- Directed by: John E. Blakeley
- Written by: Story and scenario: Roney Parsons Anthony Toner original story: Julian Cantor Max Zorlini comedy sequences devised and arranged by: Arthur Mertz
- Produced by: F.W. Baker John E. Blakeley
- Starring: Norman Evans; Nat Jackley; Dan Young; Betty Jumel;
- Cinematography: Geoffrey Faithfull
- Edited by: Ted Richards
- Music by: Percival Mackey
- Production companies: Mancunian Films & Butcher's Film Service (co-production)
- Distributed by: Butcher's Film Service (U.K.)
- Release date: 19 June 1944 (U.K.);
- Running time: 96 minutes
- Country: United Kingdom
- Language: English

= Demobbed (1944 film) =

British comedy by John E. Blakeley

Demobbed is a 1944 British comedy film directed by John E. Blakeley and starring Norman Evans, Nat Jackley, Gus McNaughton and Dan Young. It was written by Roney Parsons and Anthony Toner from an original story by Julian Cantor and Max Zorlini.

== Plot ==
A group of demobbed ex-soldiers find work at a company that makes scientific instruments. When things start to go missing, Norma, a company secretary, enlists their help in tracking down the thieves.

==Cast==

- Norman Evans as Norman
- Nat Jackley as Nat
- Dan Young as Dan
- Betty Jumel as Betty
- Tony Dalton as Billy Brown
- Jimmy Plant as Graham
- George Merritt as James Bentley
- Fred Kitchen as Black
- Arthur Hambling as Curtis
- Gus McNaughton as Capt. Gregson
- Marianne Lincoln as Marianne
- Anne Firth as Norma Deane
- Neville Mapp as John Bentley
- Webster Booth as himself
- Anne Ziegler as herself
- Sydney Bromley as BBC announcer
- Kay Lewis as Norman Evan's partner
- Freddie Watts as landlord of the Red Lion
- Edgar Driver as the bookie
- Noel Dainton as Police Inspector
- Marjorie Gresley as the mother
- Angela Glynne as the child

==Critical reception==
The Monthly Film Bulletin wrote: "The film might prove amusing to those who like music-hall turns, a Hawaiian dance being quite funny, but during some of the other acts the humour is so grotesque as to make one feel quite uncomfortable."
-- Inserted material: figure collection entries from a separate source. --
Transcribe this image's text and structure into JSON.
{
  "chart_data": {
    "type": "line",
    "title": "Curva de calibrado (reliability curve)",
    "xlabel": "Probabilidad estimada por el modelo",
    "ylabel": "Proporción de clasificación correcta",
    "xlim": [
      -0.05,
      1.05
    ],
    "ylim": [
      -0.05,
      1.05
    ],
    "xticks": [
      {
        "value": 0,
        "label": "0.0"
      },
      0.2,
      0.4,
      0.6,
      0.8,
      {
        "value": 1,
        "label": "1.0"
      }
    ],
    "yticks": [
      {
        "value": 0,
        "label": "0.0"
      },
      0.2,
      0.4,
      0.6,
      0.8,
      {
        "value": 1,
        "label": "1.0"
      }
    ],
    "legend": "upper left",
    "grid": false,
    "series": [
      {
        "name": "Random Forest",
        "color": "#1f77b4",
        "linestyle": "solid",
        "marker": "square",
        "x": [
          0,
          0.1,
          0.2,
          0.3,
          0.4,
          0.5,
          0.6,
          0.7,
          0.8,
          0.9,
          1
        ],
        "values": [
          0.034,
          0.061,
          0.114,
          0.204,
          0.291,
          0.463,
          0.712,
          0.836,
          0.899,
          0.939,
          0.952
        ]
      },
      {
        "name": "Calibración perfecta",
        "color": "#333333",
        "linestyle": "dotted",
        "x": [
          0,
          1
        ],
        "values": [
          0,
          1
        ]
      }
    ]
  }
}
Kine Weekly wrote: "Rowdy, good-humonured musical comedy burlesque covering the hectic misadventures of four crazy ex-privates in Civvy Street. There is not much of a plot, but the principal comedians make a lively and versatile team, the well-timed music and dance-hall sequences are bright, the climax carries a kick and the technical presentation is above reproach. ... True, the mixture of slapstick, song and music-hall is occasionally rough and ready, but enthusiastic teamwork and first class technical presentation, nevertheless, permit the whole to merge into good-hearted, entertainment-filled comedy burlesque."

TV Guide called it an "Occasionally okay slapstick comedy."